How Can I Prepare For Storm Damage Help?
There are two things you can do:
- Develop a great relationship with a remodeling contractor and give him periodic work. When you need help, you'll be on his shortlist.
- Plan ahead to secure your home from further damage by doing the work yourself or enlisting the help of others. Make these arrangements before the storm, not hours after bedlam strikes.
What Kind of Supplies Should I Have?
Here's a list of some things that might come in handy to secure your home:
- waterproof or water-resistant tarps to cover roofs or window openings
- a small 2000-watt portable generator that's easy to move around
- temporary lighting - use LEDS that sip electric power from generators
- cleaning supplies
There are lots of other things you might want to have, but just start to think of what you might need to secure your home until such time as you can get professional help.
True Homeowner Horror Stories:
You are absolutely correct on this! In late October 2011 storm Alfred hit our part of central CT really hard with about 18" of heavy, wet snow in a short period, followed by high winds. We could hear trees snapping and falling all around our 1-acre suburban home. Then, the worst happened: a 90-ft oak with a 'Y' in its trunk about 25 ft up split down the middle. One half fell across the power lines on our side of the street, but the tree had so many upper branches, it settled in the road without felling the lines, but blocking the road completely. But, the other half fell directly on the front of our house, severely damaging the front porch, roof, and smashing open a skylight over the stairs to the upper floor (it's a front-to-back split level). When this happened, I was on the phone with my 93-year-old great aunt, and I was right near the falling glass from the skylight - I said the "F-word"! She, as a former Air Force commander's assistant, said, "Oh - I know something serious happened - I could hear the crash on the phone!" And then she told me she was used to hearing such talk from AF personnel and it didn't really bother her. So, anyhow, we hung up and after seeing the extent of the damage and having snow falling into the house thru the broken skylight, I called the Fire Dept. to see if they could help - we couldn't even open the front door because of the fallen tree. No answer; left message, no call back. Called the police, they said something like 'the whole town's a catastrophe' - find some friends to help. So, I called a contractor who'd done many jobs here for us over the years - he was on his way home from S. Carolina, but promised to visit as soon as he could upon arriving home to CT. Which he did.

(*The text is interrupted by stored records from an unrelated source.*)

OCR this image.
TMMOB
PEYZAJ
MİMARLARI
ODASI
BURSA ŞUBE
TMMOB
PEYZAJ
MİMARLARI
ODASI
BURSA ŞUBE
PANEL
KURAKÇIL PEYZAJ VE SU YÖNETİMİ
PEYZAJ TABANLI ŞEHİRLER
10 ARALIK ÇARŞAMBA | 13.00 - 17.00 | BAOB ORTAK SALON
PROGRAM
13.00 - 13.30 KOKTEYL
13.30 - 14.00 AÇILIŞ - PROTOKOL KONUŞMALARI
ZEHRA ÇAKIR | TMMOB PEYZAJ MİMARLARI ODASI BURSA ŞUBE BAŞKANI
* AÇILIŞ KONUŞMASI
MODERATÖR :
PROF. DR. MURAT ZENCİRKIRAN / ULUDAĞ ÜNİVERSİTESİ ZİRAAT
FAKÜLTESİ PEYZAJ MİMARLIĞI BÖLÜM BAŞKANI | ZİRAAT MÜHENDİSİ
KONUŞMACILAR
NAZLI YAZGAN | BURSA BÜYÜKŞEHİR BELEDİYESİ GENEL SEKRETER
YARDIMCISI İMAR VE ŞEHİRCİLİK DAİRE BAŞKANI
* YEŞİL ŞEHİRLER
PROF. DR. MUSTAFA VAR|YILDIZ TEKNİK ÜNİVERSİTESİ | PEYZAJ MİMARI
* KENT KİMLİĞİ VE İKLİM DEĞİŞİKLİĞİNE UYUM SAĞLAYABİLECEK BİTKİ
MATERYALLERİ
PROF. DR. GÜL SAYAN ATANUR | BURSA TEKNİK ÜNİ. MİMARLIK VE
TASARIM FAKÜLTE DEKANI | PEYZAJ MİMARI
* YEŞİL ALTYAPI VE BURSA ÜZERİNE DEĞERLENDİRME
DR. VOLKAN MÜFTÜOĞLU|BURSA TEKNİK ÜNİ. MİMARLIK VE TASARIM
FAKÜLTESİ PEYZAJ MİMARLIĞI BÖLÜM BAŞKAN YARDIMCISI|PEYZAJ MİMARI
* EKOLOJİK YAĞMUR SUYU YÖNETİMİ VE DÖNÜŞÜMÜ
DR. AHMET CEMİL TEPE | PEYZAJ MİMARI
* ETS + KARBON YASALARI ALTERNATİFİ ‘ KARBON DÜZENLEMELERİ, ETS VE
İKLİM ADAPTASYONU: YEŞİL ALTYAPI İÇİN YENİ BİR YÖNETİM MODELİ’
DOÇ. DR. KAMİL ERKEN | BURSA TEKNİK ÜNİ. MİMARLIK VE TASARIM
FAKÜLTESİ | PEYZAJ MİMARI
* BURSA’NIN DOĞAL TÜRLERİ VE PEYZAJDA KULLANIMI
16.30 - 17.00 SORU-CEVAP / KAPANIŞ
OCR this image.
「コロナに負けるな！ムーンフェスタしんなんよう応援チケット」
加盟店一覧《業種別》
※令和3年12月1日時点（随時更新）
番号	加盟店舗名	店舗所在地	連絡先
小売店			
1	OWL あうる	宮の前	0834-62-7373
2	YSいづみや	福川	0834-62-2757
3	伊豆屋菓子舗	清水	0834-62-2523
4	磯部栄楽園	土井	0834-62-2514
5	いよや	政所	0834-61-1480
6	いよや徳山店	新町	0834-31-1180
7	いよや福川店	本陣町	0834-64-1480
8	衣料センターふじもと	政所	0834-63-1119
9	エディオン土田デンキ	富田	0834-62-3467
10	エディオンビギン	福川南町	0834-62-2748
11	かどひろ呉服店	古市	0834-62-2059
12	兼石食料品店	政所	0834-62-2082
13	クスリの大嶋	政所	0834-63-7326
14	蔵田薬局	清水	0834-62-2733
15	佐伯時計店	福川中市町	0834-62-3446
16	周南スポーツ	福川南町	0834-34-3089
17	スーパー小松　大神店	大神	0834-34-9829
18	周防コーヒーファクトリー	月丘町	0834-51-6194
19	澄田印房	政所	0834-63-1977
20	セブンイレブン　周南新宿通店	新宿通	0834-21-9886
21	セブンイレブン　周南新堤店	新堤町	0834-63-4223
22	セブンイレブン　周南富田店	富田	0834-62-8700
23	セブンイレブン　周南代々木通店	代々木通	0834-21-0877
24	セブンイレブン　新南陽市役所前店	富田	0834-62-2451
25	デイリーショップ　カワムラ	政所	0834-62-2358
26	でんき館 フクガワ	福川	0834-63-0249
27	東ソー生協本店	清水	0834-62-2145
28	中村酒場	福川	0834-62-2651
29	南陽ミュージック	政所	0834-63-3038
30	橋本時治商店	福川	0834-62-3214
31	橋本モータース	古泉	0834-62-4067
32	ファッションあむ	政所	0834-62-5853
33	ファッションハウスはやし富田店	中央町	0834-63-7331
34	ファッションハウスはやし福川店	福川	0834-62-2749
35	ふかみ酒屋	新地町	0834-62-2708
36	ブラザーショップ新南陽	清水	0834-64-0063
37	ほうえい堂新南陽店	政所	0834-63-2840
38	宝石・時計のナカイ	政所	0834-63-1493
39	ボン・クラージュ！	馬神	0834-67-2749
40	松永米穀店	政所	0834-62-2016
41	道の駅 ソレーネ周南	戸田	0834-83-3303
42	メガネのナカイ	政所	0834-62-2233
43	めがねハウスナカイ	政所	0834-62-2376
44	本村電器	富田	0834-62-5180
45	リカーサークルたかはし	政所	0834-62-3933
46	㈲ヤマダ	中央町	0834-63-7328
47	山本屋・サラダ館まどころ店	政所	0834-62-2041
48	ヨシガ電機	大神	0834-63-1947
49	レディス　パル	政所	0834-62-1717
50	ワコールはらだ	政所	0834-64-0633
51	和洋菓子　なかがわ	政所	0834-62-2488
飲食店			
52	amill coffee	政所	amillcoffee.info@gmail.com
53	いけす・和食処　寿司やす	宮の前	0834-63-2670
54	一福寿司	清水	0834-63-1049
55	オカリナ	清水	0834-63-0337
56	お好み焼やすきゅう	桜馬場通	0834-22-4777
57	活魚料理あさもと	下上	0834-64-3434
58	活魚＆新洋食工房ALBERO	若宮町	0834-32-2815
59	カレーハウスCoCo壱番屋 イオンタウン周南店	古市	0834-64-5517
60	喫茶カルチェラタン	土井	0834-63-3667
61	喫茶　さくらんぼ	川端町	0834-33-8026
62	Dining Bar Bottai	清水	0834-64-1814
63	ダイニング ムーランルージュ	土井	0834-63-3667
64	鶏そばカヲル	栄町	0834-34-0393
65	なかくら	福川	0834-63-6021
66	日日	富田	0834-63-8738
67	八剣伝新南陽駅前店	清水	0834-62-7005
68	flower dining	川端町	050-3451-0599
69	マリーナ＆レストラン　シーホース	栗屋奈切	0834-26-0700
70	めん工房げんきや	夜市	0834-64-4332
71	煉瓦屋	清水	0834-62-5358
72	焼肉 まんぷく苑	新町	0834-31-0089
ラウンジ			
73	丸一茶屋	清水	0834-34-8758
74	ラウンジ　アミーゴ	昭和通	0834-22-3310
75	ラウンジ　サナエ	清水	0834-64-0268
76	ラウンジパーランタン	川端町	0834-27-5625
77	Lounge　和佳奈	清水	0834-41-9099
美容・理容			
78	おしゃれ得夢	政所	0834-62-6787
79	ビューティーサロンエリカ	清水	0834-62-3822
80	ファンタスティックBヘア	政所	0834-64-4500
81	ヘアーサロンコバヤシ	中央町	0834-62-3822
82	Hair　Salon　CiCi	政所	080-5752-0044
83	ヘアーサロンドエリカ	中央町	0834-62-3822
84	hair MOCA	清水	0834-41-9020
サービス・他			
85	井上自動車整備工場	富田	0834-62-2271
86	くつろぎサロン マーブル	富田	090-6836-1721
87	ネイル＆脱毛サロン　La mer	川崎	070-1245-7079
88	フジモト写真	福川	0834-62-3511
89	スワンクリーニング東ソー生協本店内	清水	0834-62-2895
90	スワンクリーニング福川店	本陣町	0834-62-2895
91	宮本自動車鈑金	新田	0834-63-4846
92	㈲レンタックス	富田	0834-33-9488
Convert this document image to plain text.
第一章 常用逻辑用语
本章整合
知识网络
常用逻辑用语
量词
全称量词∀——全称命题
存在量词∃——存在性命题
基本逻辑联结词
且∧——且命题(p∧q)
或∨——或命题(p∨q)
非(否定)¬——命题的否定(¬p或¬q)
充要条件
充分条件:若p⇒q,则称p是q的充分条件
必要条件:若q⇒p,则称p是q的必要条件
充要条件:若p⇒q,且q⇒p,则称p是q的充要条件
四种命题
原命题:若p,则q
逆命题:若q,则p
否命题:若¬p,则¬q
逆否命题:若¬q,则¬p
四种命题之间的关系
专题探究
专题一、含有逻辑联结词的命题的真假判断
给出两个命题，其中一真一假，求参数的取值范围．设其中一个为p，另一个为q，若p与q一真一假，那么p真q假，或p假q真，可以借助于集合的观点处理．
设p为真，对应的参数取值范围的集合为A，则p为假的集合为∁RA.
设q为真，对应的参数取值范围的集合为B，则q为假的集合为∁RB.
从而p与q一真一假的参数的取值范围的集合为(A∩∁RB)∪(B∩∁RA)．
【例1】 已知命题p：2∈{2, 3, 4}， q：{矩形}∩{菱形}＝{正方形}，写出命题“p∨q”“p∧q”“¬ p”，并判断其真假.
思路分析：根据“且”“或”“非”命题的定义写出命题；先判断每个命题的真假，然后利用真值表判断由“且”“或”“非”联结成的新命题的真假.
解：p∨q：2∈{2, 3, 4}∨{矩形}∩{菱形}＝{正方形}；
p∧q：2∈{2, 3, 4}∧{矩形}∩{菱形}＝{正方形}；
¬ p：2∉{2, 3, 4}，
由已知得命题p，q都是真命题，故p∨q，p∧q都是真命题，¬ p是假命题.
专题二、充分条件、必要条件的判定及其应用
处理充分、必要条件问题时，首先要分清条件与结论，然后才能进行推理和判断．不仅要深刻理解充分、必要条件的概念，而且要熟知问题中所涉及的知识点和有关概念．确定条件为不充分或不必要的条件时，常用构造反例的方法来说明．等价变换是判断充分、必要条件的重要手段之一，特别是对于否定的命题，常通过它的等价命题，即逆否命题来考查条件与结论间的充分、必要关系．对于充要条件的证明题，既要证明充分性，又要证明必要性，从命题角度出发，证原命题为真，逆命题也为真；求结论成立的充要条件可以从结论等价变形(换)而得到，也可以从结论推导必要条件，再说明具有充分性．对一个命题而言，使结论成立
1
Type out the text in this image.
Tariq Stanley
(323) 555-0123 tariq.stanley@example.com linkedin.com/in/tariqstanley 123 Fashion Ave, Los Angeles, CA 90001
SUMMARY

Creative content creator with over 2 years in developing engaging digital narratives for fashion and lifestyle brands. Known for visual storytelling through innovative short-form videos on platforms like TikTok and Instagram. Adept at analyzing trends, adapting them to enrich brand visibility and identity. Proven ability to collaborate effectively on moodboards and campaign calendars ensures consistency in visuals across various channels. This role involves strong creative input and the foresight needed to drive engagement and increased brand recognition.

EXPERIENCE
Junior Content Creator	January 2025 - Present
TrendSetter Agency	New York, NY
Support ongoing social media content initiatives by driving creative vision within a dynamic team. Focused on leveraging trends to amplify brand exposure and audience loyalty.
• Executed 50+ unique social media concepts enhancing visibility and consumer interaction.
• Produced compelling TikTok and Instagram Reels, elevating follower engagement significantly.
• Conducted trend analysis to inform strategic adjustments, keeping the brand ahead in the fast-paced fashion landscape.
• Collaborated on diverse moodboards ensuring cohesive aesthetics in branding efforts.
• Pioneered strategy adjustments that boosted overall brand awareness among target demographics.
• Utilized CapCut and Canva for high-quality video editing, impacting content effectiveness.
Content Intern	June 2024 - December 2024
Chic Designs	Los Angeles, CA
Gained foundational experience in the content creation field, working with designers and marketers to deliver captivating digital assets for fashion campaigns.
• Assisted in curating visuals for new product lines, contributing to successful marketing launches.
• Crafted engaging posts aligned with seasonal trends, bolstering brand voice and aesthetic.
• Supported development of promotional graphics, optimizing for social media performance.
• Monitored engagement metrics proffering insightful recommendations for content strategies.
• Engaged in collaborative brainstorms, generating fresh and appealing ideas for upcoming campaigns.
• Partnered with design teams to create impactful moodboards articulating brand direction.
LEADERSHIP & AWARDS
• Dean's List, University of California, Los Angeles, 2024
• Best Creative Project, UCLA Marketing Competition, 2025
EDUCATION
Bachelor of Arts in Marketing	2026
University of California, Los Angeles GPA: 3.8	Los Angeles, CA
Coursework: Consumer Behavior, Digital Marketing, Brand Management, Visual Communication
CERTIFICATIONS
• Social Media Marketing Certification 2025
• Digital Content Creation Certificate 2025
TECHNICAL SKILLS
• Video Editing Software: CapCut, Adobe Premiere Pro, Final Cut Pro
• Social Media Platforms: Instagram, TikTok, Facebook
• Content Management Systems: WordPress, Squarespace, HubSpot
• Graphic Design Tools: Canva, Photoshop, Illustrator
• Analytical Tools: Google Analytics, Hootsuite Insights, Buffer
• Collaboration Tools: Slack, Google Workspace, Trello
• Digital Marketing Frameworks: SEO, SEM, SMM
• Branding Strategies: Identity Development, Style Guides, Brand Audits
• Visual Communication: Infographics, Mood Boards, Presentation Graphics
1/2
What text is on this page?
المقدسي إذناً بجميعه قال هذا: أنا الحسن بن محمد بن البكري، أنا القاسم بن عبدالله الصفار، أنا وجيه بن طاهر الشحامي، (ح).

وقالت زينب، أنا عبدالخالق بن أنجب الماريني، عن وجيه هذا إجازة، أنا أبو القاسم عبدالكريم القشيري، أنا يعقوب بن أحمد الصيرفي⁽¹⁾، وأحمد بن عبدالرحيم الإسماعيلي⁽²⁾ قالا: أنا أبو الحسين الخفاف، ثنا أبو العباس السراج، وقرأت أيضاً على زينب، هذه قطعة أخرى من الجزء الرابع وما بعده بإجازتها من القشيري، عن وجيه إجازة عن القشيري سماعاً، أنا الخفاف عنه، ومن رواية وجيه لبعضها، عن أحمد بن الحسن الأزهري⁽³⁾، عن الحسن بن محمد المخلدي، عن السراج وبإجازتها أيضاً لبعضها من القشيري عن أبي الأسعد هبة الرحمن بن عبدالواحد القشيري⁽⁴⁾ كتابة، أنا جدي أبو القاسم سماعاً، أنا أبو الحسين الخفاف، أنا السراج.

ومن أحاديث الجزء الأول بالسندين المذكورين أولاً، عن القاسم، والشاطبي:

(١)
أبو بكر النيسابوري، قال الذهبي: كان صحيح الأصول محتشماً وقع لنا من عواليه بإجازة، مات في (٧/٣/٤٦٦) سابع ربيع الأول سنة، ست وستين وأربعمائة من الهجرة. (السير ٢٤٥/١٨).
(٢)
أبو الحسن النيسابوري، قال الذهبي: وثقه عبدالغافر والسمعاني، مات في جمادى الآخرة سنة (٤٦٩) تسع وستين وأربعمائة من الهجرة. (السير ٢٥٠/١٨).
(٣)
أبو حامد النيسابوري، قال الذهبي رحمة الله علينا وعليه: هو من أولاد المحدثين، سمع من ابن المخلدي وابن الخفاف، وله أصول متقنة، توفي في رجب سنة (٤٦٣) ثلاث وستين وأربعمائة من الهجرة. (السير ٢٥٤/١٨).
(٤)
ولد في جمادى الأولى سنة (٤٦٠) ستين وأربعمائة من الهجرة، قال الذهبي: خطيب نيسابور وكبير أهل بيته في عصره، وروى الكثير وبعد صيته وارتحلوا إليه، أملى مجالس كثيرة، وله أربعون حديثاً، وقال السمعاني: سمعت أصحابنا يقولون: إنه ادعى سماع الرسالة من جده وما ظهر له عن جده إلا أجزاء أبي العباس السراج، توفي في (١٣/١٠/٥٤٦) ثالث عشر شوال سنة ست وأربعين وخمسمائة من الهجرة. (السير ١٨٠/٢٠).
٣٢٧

My wife and I spent a terrifying night downstairs in the family room (all the time hearing large trees and limbs snapping and falling, as they still had all their leaves on which coated with the wet snow) That was after I put plastic sheeting and plywood underlay up from inside the skylight well, about 20 ft up. Dropped my cordless drill, nearly hitting my wife. But, it kept the water out. Next day, outside, it looked like a war zone - thousands of trees and major limbs down on our street alone - you could not drive on it (even if there was no snow). Our power was out 12 days; I had a small 2-kw genset as you recommend and it saved us. Taking turns, I could power the fridge or the hot-air gas furnace, plus a few lights and the TV. Since then, I put in a 20-kw genset powered by natural gas, which we have for home heating and cooking. Don't ask how many times it's been called into service (answer: very few). The cleanup took months, but by the next Spring, the incident faded from memory until hiking on trails that had many fallen trees you had to clamber over. Anyhow, good advice in your column!
Thanks for all you do, and stay safe!
ps - the damage to our home was nearly $40k, insurance picked it all up, but raised the rate by 25% the next year.